MMA Financial, LLC, syndicated the tax credits. It is one of the company's largest transactions
"We are thrilled to be playing a major role in the revitalization of this community and were thoroughly impressed with the level of commitment on the part of the Sacramento Housing and Redevelopment Agency and the numerous local agencies who participated," said Catherine Talbot, principal at MMA Financial. "Phoenix Park would not have been possible without this group of dedicated individuals who have devoted significant resources and time over the years to bring the deal to fruition. One of our investors in the property, HSBC Bank, ultimately invested because of their comfort with the scope of work, the ability of the development team and the community involvement."

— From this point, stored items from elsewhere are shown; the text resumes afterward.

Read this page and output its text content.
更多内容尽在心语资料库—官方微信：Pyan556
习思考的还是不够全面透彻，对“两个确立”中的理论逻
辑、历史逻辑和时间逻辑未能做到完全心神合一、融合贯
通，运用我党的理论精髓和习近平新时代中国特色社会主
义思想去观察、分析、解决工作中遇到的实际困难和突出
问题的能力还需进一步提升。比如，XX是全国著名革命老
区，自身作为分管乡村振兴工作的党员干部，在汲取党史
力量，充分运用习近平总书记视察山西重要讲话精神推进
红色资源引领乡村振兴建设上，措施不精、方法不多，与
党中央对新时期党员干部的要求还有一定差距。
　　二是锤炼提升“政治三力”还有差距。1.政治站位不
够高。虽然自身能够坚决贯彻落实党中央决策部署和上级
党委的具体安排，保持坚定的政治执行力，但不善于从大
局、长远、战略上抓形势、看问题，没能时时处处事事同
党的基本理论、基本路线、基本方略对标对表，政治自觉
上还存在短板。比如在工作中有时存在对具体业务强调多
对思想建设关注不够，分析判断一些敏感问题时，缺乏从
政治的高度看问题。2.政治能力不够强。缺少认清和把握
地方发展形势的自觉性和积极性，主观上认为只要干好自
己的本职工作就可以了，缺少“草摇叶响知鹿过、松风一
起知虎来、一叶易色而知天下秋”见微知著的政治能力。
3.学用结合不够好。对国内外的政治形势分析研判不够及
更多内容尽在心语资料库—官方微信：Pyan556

Because of the size of the project, the financing had to be divided into two parts, according to Laurie Share, president of LB Share Associates in Sausalito, Calif., a finance and development consultant on the project.
The tax credits are the key financing for the first 178 units. For the remaining units, officials will apply to the California Debt Limitation Allocation Committee for tax-exempt bonds this year. They have also received a commitment for $1 million in Affordable Housing Program funds through the Federal Home Loan Bank of San Francisco through Union Safe Deposit Bank.
Other financing for the project included $9.1 million in a deferred-payment loan from the state Department of Housing and Community Development through its Multifamily Housing Program and $2.5 million from the HELP (Housing Enabled by Local Partnerships) program from the California Housing Finance Agency. The city of Sacramento has also committed $24.2 million in HOME, Community Development Block Grants, local trust funds and redevelopment tax increment funding.
Bank of America provided a key $6 million secured line of credit to finance the predevelopment activity. Citibank provided a $22.9 million construction loan and a $9.1 million permanent loan.
"Everyone had to come together and understand the project and support the project and be willing to take a portion of the risk of the project," Rice said.
As a result, one of the lessons from this deal is that government agencies can step up and take back a bad neighborhood, Share added.
Because the project is large and unique, a key was assembling the right team, including the various financing partners, who could be involved in the two-part plan.
One way to help mitigate the risk was to establish a high level of reserves, Share said.
SHRA had never done a deal of this size but made it work, she said.
Not everyone is as enthusiastic. Jon Coupal, president of the Howard Jarvis Taxpayers Association, doesn't dispute that there is a housing crisis in the state. He is, however, concerned about the use of eminent domain and the loss of the properties from the tax roll. Overall, he supports the use of vouchers so that there isn't a concentration of low-income families in a neighborhood.
There will be no public housing units at Phoenix Park, but 80% will be project-based Sec. 8. HUD provided a waiver to allow the large number of Sec. 8 units to be in the development. The rest of the apartments are tax credit units.
The development used to feature all two-bedroom units, but Phoenix Park will provide a mix of one-, two-, three- and four-bedroom apartments. Bigger apartments are needed for the large families at the site. In some cases, two families had been sharing a single apartment.
SHRA officials estimate that half of the Franklin Villa residents will return to Phoenix Park. A thorough screening process will be used. In addition, The John Stewart Co. is managing the property. The firm is expected to bring strong management to the property, which had been lacking.
Residents are expected to move into the first of the new apartments at the end of the year.
As the project moves into the construction phase, officials say the name of the project is fitting. The development is rising up from the ashes.
"I'm excited about what this means to the community," Rice said. "The residents there do have hope and are anxiously waiting for the Phoenix to soar."